Norton Rose Fulbright’s involvement began in 2001, when U.S. District Judge Nancy Atlas of Houston asked Fulbright to represent the inmate for a habeas corpus proceeding. The firm agreed.
Since then, the firm has filed proceedings in state and federal district courts, the U.S. Court of Appeals, the Texas Court of Criminal Appeals and the U.S. Supreme Court.
The Mexican government also got involved by filing proceedings in the International Court of Justice in the Hague and the Inter-American Commission on Human Rights, as well as bringing witnesses from Mexico to testify in Houston.
The district court denied Maldonado’s initial writ application in 2002, but that same year, a landmark U.S. Supreme Court decision strengthened Maldonado’s case.
In Atkins v. Virginia, the Supreme Court held that individuals with mental retardation are constitutionally ineligible for the death penalty under the Eighth Amendment. In 2003, Maldonado, who would later score an IQ that established mental retardation, filed another writ application in the trial court with a claim of intellectual disability.
Proving this, Kruse explained, was difficult.
In the first trial, the Court of Criminal Appeals sided with the state after its expert witness, psychologist George Denkowski, tested Maldonado’s IQ and determined that it was too high to classify for metal retardation.
However, in 2011, the Texas Board of Examiners of Psychologists investigated Denkowski’s testing methods because of complaints by other psychologists and defense lawyers that they were unscientific and unethical. The Board and Denkowski reached a settlement, and Denkowski’s license was reprimanded and he was forbidden of conducting intellectual disability evaluations in future criminal cases.

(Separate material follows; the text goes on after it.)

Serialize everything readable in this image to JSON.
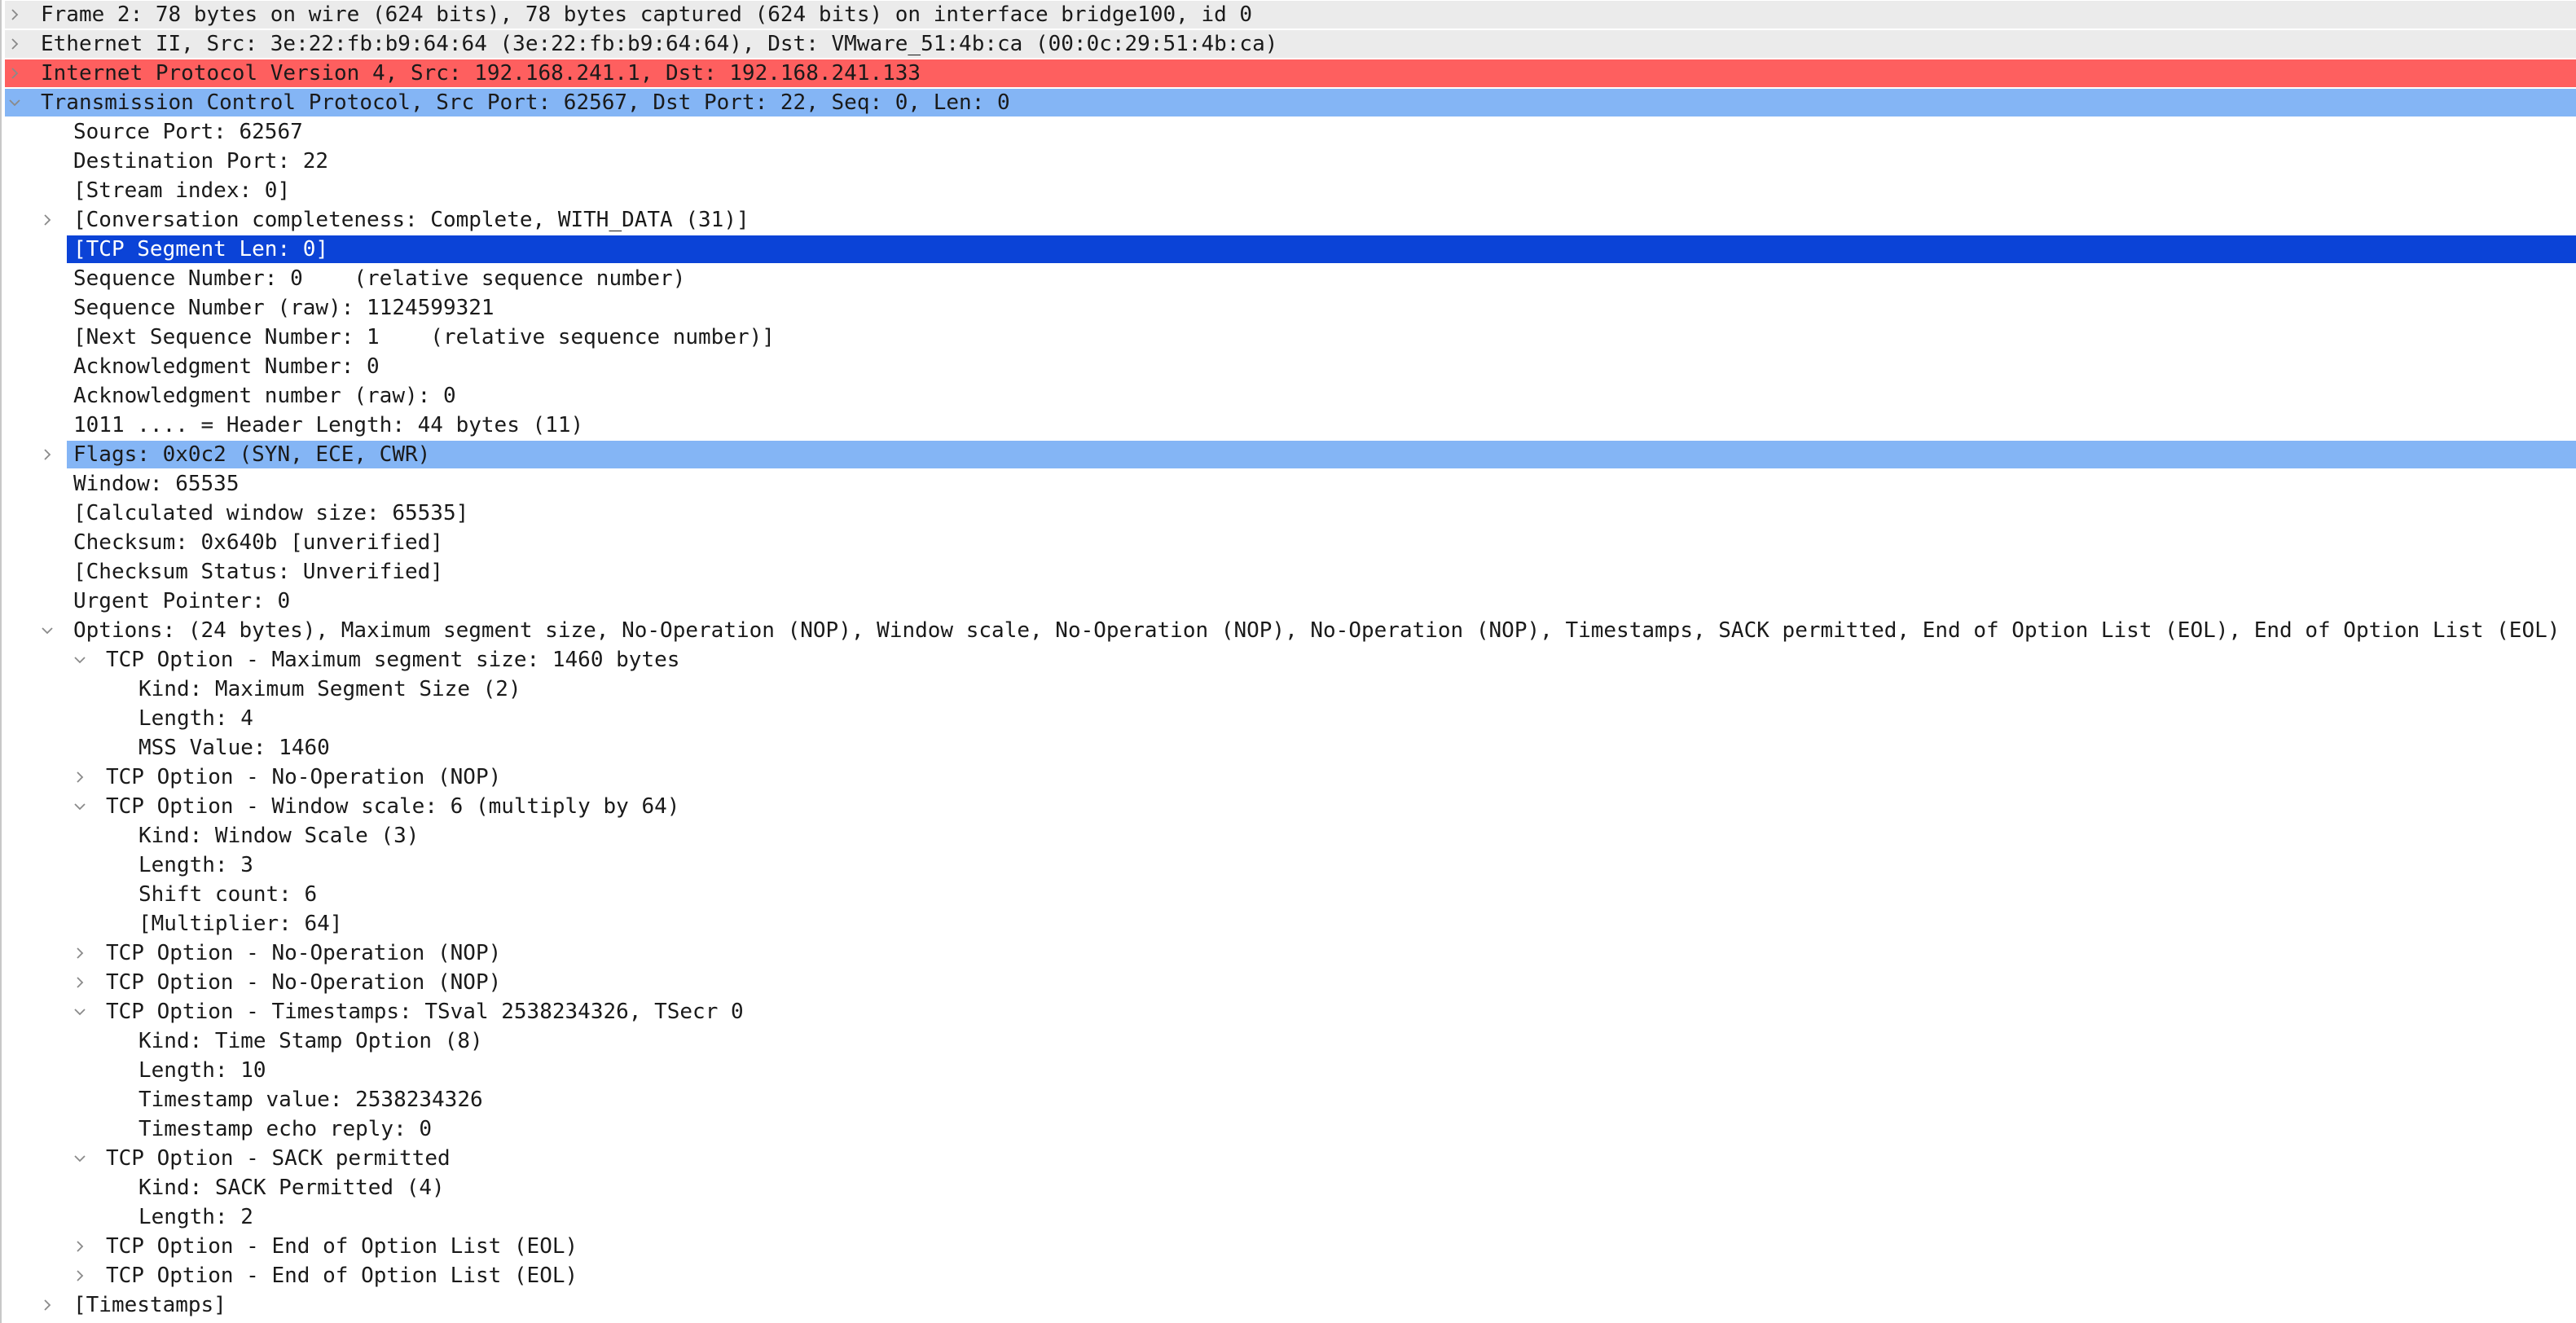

After the settlement, Kruse said his team asked the court to reevaluate the writ application, and in April 2012, the Court of Criminal Appeals allowed the trial court to reevaluate its initial findings.
Months of preparation and several weeks of expert testimony later, the trial court in Harris County recommended relief be granted in December of last year. On June 18, the Court of Criminal Appeals affirmed the district court’s opinion. Instead of facing death, Maldonado will now serve a life sentence.
Though Atkins v. Virginia provided key strategy for strengthening the case, Kruse said the legal team also relied on the Vienna Convention on Consular Relations.
The Vienna Convention requires the U.S. to notify arrested foreign nationals of their right “without delay” to have their country’s embassy or consulate notified of the arrest. In 2003, Mexico filed a lawsuit against the U.S. in the International Court of Justice claiming the U.S. had failed to notify 51 Mexican nationals, including Maldonado, of their Vienna rights to notify consulate.
The next year, the IJC ruled the Mexican nationals were entitled to review and reconsideration of their convictions and sentences – a point Kruse said his team brought up in federal court.
Kruse said that it didn’t matter whether Maldonado was guilty of capital murder, because his job was to represent his client, not judge him.
“I don’t want to get in a situation where people take these cases and suddenly realize, ‘Oh gee, I really don’t like this person.’ That’s not what we’re here to decide,” Kruse said. “Lawyers are required for both sides at all times. That’s the role we play.”